I’m new and so there are a lot of things that I don’t know. I’ve just been promoted out of the rank and file into a supervisory position, so I must know what I am doing, and yet every day I feel like a fraud. Like they are going to find me out and send me back to the floor and take away my office.
I used to have a safety net in my job – it was my supervisor. They could help me in a tight spot, connect me with the right person, suggest a course of action or pull in other resources to get the job done. Now I am supposed to be that safety net and I am scared that the wire walkers on my team are going to hit the cement hard because I don’t know how to catch them.
This is a situation that many managers have experienced and there’s even a formal name for it – The Imposter Syndrome. In some people, it can get so bad that despite years of external evidence of their success they still cannot internalize and take credit for their own accomplishments. For managers, this leads to a constant feeling of unease with their boss and their team and creates pressure to “perform” in the way that got them the promotion. It was my seniority in the company. It was my charm. It was affirmative action. My dad is the boss’ best friend. It was anything except their own experience, skills, and performance. This self-deception only amplifies a managers feeling of being a phony and this circle of doubt could hang around their neck for years.
Fortunately for most managers, the Imposter feeling is entirely predictable and manageable.
Predictable as it almost always appears a short time after they get recognized for their prior performance with a new position, project or team. Not right away mind you. In the early days of something new, a manager will be riding on the high of recognition, promotion, and bigger compensation. They will be excited about the new challenge and like a new President, ready to make a difference in the first 90 days.
One of the most taught management training models in the world, Situational Leadership II, describes this manager as the Enthusiastic Beginner – low on competence and job knowledge but high on commitment.
The Developing or D1 manager in the chart above “doesn’t know what they don’t know” and it’s only when they “know what they don’t know” that the feeling of being an Imposter starts to enter the picture. The D2 manager is the “Disillusioned Leader” who not only doubts their competence but doesn’t feel the same commitment to the job, company or position.
While the Imposter does show up among experienced managers making an upward move in the same company from one management job to another, it is far more prevalent in the following situations:
- The first move from the shop floor or the accounts payable office or the sales territory or the developers den into a supervisor position.

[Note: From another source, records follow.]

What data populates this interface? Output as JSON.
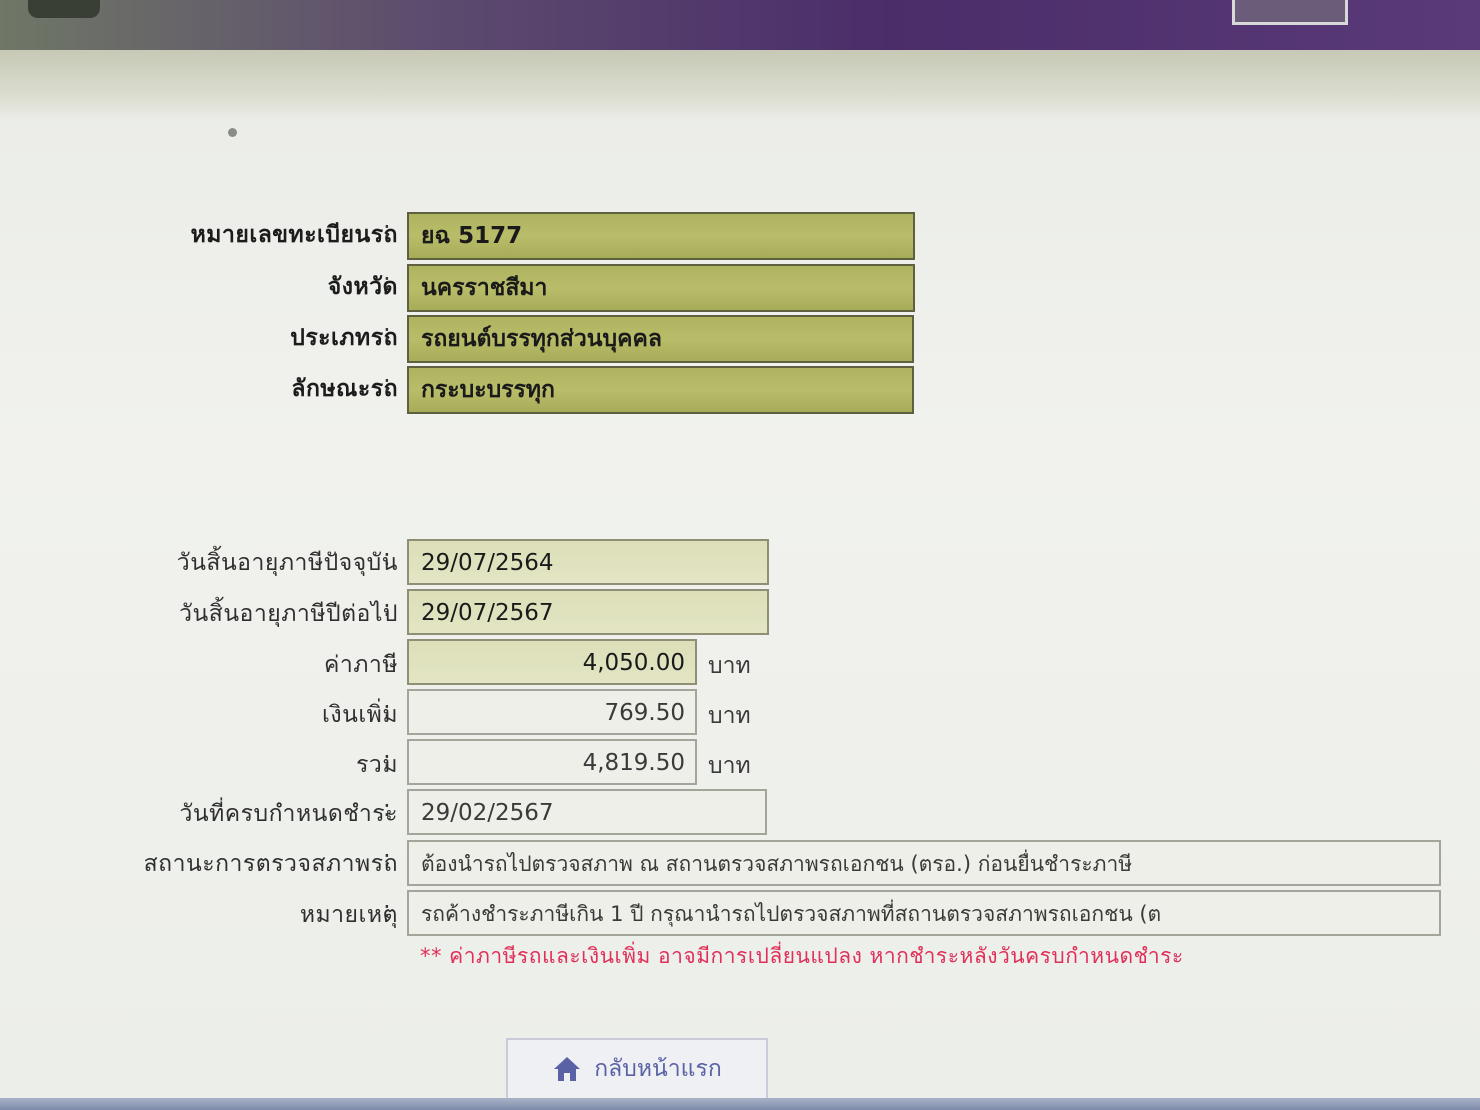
{
  "vehicle": {
    "plate_label": "หมายเลขทะเบียนรถ",
    "plate_value": "ยฉ 5177",
    "province_label": "จังหวัด",
    "province_value": "นครราชสีมา",
    "type_label": "ประเภทรถ",
    "type_value": "รถยนต์บรรทุกส่วนบุคคล",
    "style_label": "ลักษณะรถ",
    "style_value": "กระบะบรรทุก"
  },
  "tax": {
    "current_expiry_label": "วันสิ้นอายุภาษีปัจจุบัน",
    "current_expiry_value": "29/07/2564",
    "next_expiry_label": "วันสิ้นอายุภาษีปีต่อไป",
    "next_expiry_value": "29/07/2567",
    "tax_label": "ค่าภาษี",
    "tax_value": "4,050.00",
    "surcharge_label": "เงินเพิ่ม",
    "surcharge_value": "769.50",
    "total_label": "รวม",
    "total_value": "4,819.50",
    "currency_unit": "บาท",
    "due_date_label": "วันที่ครบกำหนดชำระ",
    "due_date_value": "29/02/2567",
    "inspection_label": "สถานะการตรวจสภาพรถ",
    "inspection_value": "ต้องนำรถไปตรวจสภาพ ณ สถานตรวจสภาพรถเอกชน (ตรอ.) ก่อนยื่นชำระภาษี",
    "remark_label": "หมายเหตุ",
    "remark_value": "รถค้างชำระภาษีเกิน 1 ปี กรุณานำรถไปตรวจสภาพที่สถานตรวจสภาพรถเอกชน (ต",
    "warning": "** ค่าภาษีรถและเงินเพิ่ม อาจมีการเปลี่ยนแปลง หากชำระหลังวันครบกำหนดชำระ"
  },
  "colon": ":",
  "home_button_label": "กลับหน้าแรก",
  "icons": {
    "home": "home-icon"
  },
  "colors": {
    "highlight_field": "#b2b764",
    "tinted_field": "#dfe2bd",
    "warning_text": "#e0305a",
    "header": "#4b2d6a"
  }
}
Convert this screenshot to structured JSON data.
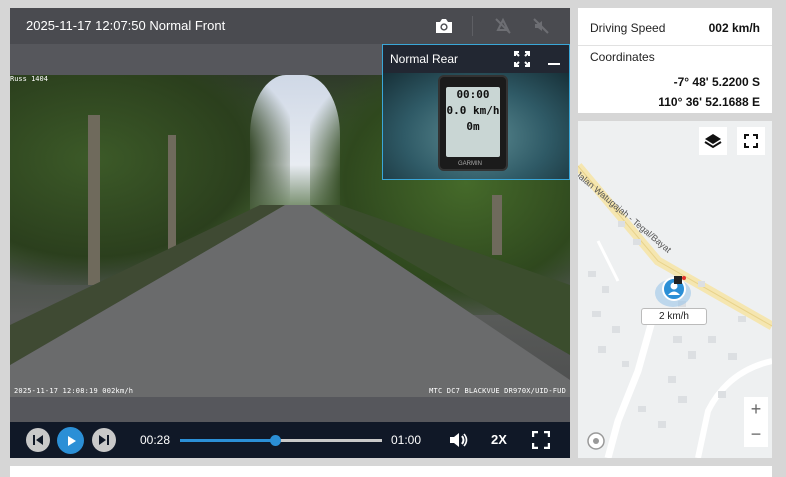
{
  "player": {
    "camera_title": "2025-11-17 12:07:50 Normal Front",
    "icons": [
      "camera-icon",
      "alert-off-icon",
      "mute-off-icon"
    ],
    "osd_top_left": "Russ 1404",
    "osd_timestamp": "2025-11-17 12:08:19 002km/h",
    "osd_device": "MTC DC7 BLACKVUE DR970X/UID-FUD"
  },
  "pip": {
    "title": "Normal Rear",
    "gps_lines": [
      "00:00",
      "0.0 km/h",
      "0m"
    ],
    "brand": "GARMIN"
  },
  "controls": {
    "elapsed": "00:28",
    "duration": "01:00",
    "progress": 0.47,
    "playback_rate": "2X"
  },
  "info": {
    "speed_label": "Driving Speed",
    "speed_value": "002 km/h",
    "coords_label": "Coordinates",
    "latitude": "-7° 48' 5.2200 S",
    "longitude": "110° 36' 52.1688 E"
  },
  "map": {
    "road_name": "Jalan Watugajah - Tegal/Bayat",
    "speed_tag": "2 km/h",
    "zoom_in": "+",
    "zoom_out": "−"
  },
  "colors": {
    "accent": "#2b8fd6",
    "control_bar": "#101827",
    "player_bg": "#56575c"
  }
}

- Being a manager who defies demographics in a particular unit or company, such as a woman in a tech company or a Millennial in a union shop.
- A new executive recruited into a conservative company that typically recruits from within.
In each of these situations, the environment magnifies an already uneasy transition. The new supervisor has 10 other developers wondering why they weren’t promoted. The young manager in a union shop has an experienced staff that feels they have seen and done it all. The outsider has to learn the culture of the new company and learn to manage at the same time.
This Imposter phase can last a lot longer than any manager wants it to, but it’s as manageable as it is predictable.
A good manager takes on the Imposter within by being authentic to themselves and by serving the people they manage.
A good manager focuses on the basics – working hard, being on time, listening, building relationships, and serving the team while they sort out the environment and knowledge they need to develop as a manager. The team will understand that you are new and for awhile at least, will give you a break based on your newness, as long as you are taking care of their needs in a consistent and fair manner.
At the same time, a good manager also seeks out or creates a routine of personal affirmation to ward off the Imposter. This can be done by using a daily affirmation journal where you list all the good moments in the day whether it’s people related or business related. A reminder that your skills, ideas and leadership made a difference. Ideally, it would also involve your boss, where every week you can outline the good and bad and they can provide the praise, encouragement and guidance that a new manager needs.
And part of that encouragement should be to continue to be the person you were before you got promoted – the authentic you. Not an imposter.